こんにちは、税理士の太田圭子です。
コロナ禍において2021年発表の公示地価は全国平均が0.5%下がりましたが、当事務所のある福岡では地価が上昇しています。
地価の上昇は増税につながりますが、そのような状況下でも特例を最大限に利用して税負担を軽減することは可能です。今回は当事務所にも相談の多い、遺産の分割方法により税負担が大きく違ってくる事例について解説していきます。
1. 前提
① 相続関係
被相続人(亡くなった方)母
法定相続人 長男(他県在住)、長女・次女(双方ともに亡母と同居)の計3人
相続税の基礎控除 4,800万円(相続財産4,800万円までは相続税がかからない)
② 相続財産
□自宅不動産のみ
相続税評価額6,000万円(先祖代々の土地100坪に古家が建っている)
所有期間10年超
譲渡した場合の譲渡益見込は9,000万円
(譲渡収入から取得費と譲渡費用を差し引いたもの)
③ 長女と次女は将来、古い自宅を売却して賃貸マンションに引っ越すことを考えている。
2. 分割案
A. 全部を長男が相続して長女と次女には代償金を支払う
B. 兄弟3人で3分の1ずつの持分を相続する
C. 長女と次女が2分の1ずつ相続して長男に代償金を払う
3. 税負担の差額は最大で約1,522万円!
仮に自宅不動産を相続した後、売却することとなった場合、分割方法次第でファミリー全体の
税負担は、最大で約1,522万円の差額がでます。(税金の計算は簡略的です)
分割案Aと分割案Cの税負担の差額は、A.1,948万円-C.426万円=1,522万円
4. どうしてこんなに差額が出るの?
(原因1)小規模宅地の特例を活用
長女と次女は母と同居していたため自宅を相続した場合、小規模宅地の特例により最大で
宅地の評価額を8割減額できます。今回のケースでは別居の長男は、この特例は受けられ
ません。古家の評価額は通常僅かですので、6,000万円の自宅評価額の約8割が減額できる
ことになります。その結果、分割案B,Cでは、相続税評価額が基礎控除額4,800万円を
下回ることとなり、相続税はゼロになると見込まれます。
なお、この特例を今回のケースで適用するには長女と次女は少なくとも相続税の申告期限
までは自宅に住み続けていることが要件の一つになっていますので、自宅売却のタイミング
には注意が必要です。
(原因2)居住用財産を譲渡した場合の3,000万円の特別控除を活用
自宅を売却したときには譲渡所得から最高で3,000万円までを控除できる特例があります。
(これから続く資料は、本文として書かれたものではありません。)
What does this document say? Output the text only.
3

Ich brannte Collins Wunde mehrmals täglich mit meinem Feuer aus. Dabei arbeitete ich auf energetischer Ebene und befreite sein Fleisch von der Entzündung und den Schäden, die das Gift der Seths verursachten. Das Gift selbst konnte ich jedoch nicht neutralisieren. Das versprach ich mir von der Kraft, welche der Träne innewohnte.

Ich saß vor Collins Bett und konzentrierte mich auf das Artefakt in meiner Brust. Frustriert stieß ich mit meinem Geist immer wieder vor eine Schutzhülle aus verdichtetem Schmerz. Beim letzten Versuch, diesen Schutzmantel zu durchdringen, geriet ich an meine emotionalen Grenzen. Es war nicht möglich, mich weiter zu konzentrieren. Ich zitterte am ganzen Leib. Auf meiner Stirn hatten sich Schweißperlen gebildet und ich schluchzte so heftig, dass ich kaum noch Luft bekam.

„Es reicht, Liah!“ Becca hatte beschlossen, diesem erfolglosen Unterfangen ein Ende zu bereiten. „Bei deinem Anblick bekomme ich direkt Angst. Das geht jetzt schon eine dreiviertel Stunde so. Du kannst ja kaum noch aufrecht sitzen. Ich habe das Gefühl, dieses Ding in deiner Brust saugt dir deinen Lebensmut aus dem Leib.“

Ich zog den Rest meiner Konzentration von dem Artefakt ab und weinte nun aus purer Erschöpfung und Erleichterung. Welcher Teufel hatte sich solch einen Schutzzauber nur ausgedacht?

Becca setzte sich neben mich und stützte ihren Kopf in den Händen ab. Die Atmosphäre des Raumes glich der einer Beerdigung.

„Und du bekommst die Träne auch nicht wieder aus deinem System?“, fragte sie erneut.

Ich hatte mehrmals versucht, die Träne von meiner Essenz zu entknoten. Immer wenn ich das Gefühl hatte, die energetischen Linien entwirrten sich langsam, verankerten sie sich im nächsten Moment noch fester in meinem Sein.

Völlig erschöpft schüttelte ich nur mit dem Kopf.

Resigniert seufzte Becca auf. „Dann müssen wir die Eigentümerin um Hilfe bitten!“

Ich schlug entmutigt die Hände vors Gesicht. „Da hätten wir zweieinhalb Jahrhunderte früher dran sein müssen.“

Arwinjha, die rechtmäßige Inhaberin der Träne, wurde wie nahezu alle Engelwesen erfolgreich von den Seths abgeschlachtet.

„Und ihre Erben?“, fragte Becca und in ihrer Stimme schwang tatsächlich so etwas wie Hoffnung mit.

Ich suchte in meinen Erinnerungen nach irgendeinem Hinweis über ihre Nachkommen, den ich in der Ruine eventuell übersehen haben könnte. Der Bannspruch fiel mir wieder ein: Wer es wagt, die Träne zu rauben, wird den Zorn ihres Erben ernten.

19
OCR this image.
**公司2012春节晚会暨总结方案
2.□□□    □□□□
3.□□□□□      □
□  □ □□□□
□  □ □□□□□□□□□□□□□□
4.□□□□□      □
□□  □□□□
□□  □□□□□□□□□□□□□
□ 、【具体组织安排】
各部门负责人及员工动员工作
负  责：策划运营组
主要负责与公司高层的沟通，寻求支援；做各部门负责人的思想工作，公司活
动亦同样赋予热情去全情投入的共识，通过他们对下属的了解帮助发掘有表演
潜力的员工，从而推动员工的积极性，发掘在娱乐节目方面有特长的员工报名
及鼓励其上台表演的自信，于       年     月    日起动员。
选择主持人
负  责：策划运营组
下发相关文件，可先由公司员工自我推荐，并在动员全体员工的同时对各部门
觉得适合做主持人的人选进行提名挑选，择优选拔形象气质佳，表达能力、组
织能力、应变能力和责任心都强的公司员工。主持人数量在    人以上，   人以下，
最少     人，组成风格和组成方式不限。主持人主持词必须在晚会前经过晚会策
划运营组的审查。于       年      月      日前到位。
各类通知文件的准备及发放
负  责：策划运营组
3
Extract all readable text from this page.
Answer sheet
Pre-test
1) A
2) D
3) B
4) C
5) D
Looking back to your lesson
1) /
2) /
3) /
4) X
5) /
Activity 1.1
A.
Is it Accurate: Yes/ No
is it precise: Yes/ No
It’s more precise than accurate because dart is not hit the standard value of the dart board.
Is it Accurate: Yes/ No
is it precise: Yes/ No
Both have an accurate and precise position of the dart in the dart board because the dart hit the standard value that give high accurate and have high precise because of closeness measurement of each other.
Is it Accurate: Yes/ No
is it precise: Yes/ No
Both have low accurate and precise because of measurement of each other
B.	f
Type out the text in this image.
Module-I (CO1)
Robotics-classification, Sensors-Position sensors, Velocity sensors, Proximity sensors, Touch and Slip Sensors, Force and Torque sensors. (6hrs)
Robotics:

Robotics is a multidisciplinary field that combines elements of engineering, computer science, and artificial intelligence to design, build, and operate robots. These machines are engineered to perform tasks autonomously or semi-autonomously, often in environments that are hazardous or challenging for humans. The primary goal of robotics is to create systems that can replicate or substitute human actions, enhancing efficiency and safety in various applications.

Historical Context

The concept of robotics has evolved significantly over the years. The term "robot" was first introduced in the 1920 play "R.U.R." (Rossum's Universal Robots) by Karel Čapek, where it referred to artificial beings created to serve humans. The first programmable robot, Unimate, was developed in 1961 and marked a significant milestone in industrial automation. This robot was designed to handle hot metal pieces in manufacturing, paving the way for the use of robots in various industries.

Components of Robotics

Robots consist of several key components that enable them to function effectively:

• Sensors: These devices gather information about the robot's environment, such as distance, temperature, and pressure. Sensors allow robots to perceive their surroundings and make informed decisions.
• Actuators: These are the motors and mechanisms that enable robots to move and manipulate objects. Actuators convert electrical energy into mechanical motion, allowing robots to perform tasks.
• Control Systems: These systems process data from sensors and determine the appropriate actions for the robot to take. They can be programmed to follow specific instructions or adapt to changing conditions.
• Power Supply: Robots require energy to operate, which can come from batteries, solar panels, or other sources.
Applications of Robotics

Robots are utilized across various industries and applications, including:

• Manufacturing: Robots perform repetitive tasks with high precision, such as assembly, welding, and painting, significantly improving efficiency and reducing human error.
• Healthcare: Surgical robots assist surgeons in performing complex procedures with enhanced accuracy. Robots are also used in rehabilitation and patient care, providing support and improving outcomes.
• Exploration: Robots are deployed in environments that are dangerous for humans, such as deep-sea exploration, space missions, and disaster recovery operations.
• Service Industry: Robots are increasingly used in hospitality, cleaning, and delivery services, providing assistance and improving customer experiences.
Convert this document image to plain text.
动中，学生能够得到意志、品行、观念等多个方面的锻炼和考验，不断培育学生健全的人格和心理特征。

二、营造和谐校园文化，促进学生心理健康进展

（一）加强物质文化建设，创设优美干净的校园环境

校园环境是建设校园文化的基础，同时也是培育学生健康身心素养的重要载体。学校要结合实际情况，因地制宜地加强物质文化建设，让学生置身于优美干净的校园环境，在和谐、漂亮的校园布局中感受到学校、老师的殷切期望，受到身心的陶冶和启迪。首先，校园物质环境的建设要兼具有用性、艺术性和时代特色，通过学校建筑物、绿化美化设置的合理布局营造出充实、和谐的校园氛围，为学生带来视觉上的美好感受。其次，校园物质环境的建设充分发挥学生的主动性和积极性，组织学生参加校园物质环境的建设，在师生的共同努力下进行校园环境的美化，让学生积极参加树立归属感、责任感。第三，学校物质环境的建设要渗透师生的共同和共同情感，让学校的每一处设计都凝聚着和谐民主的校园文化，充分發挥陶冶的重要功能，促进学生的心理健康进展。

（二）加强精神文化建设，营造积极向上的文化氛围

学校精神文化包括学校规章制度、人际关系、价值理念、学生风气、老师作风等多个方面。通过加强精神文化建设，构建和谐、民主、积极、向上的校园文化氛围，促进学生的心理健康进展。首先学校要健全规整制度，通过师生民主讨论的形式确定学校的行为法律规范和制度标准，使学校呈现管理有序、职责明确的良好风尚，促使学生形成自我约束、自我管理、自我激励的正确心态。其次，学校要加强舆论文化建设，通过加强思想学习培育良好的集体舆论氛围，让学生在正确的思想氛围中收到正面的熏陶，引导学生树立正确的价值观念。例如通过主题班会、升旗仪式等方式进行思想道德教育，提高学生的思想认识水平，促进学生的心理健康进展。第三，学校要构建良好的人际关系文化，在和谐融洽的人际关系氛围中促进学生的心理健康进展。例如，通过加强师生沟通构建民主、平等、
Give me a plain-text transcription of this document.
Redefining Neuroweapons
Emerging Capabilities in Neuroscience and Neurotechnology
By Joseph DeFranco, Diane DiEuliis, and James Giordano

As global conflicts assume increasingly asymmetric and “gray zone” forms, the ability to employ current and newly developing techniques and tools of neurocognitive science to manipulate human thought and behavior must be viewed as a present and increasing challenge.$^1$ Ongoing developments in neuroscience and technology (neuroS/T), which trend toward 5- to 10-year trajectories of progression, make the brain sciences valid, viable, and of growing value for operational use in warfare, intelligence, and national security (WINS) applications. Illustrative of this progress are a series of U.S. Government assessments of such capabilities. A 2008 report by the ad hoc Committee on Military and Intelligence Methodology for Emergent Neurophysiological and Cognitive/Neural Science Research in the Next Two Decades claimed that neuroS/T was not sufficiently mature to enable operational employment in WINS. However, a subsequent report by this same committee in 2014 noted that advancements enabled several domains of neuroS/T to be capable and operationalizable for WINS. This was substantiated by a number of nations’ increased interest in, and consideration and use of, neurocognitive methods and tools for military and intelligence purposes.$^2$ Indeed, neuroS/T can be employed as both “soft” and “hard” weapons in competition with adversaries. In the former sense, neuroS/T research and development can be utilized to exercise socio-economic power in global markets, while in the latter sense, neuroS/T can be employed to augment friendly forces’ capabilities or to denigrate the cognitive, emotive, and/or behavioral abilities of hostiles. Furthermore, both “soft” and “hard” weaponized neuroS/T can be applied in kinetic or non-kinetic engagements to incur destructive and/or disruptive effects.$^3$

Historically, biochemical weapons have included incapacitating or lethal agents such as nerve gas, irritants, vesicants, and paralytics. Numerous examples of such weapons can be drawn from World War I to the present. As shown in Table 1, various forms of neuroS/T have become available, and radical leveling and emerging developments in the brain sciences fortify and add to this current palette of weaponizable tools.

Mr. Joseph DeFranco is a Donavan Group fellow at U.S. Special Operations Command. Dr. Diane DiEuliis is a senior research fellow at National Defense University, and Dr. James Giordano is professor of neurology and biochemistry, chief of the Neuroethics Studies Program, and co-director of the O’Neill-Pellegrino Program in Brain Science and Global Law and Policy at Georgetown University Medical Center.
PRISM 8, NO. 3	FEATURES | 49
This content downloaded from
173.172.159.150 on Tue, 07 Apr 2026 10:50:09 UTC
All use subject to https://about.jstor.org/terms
別居の長男が全部を相続する分割案Aではその後に長男が売却してもこの特例の適用は、
ありません。分割案BとCでは長女と次女がその後自宅を売却する場合、この特例がダブル
で使えますので合計6,000万円が譲渡所得から控除できます。不動産の共有は後々のトラブ
ルを招く可能性が高く、本来お勧めできませんが、今回の例のように相続した自宅をいずれ
売却する考えがある場合には検討しても良いと思います。
(原因3)所有期間10年超の自宅を売った時の特例税率が適用される
分割案Cの税負担がBより更に少なくなっているのは軽減税率の特例が使えるからです。
所有期間10年超の自宅を売却した場合、譲渡益6,000万円以下の部分については通常の長期
譲渡所得の税率20.315%よりも低い14.21%が適用されます。相続した不動産を売却した場
合、その所有期間は亡くなった方の取得日からカウントしますので10年超となります。住ん
でいた家を売却することが要件の為、その家に住んでいなかった長男が全部相続するA案には
適用が無く、また長女と次女も3分の1ずつ相続するが、3,000万円の特別控除適用により姉妹
の譲渡所得が0となり、長男だけが課税されるB案についても、この軽減税率の適用はありま
せん。長女と次女のみ譲渡所得がでるC案のみが適用可となるのです。
5. 最後に
今回は非常にシンプルな例を使って解説しました。但し、実際の税金の計算や特例適用は、
もっと複雑な要素に基づき判断する必要があり、すべてのケースがこの例のような結果に
なるわけではありません。
また、分割協議前に自宅の売却が決定している場合などは、換価分割とみなされて特例が
適用できない可能性もあるので、必ず税理士などの専門家に相談しましょう。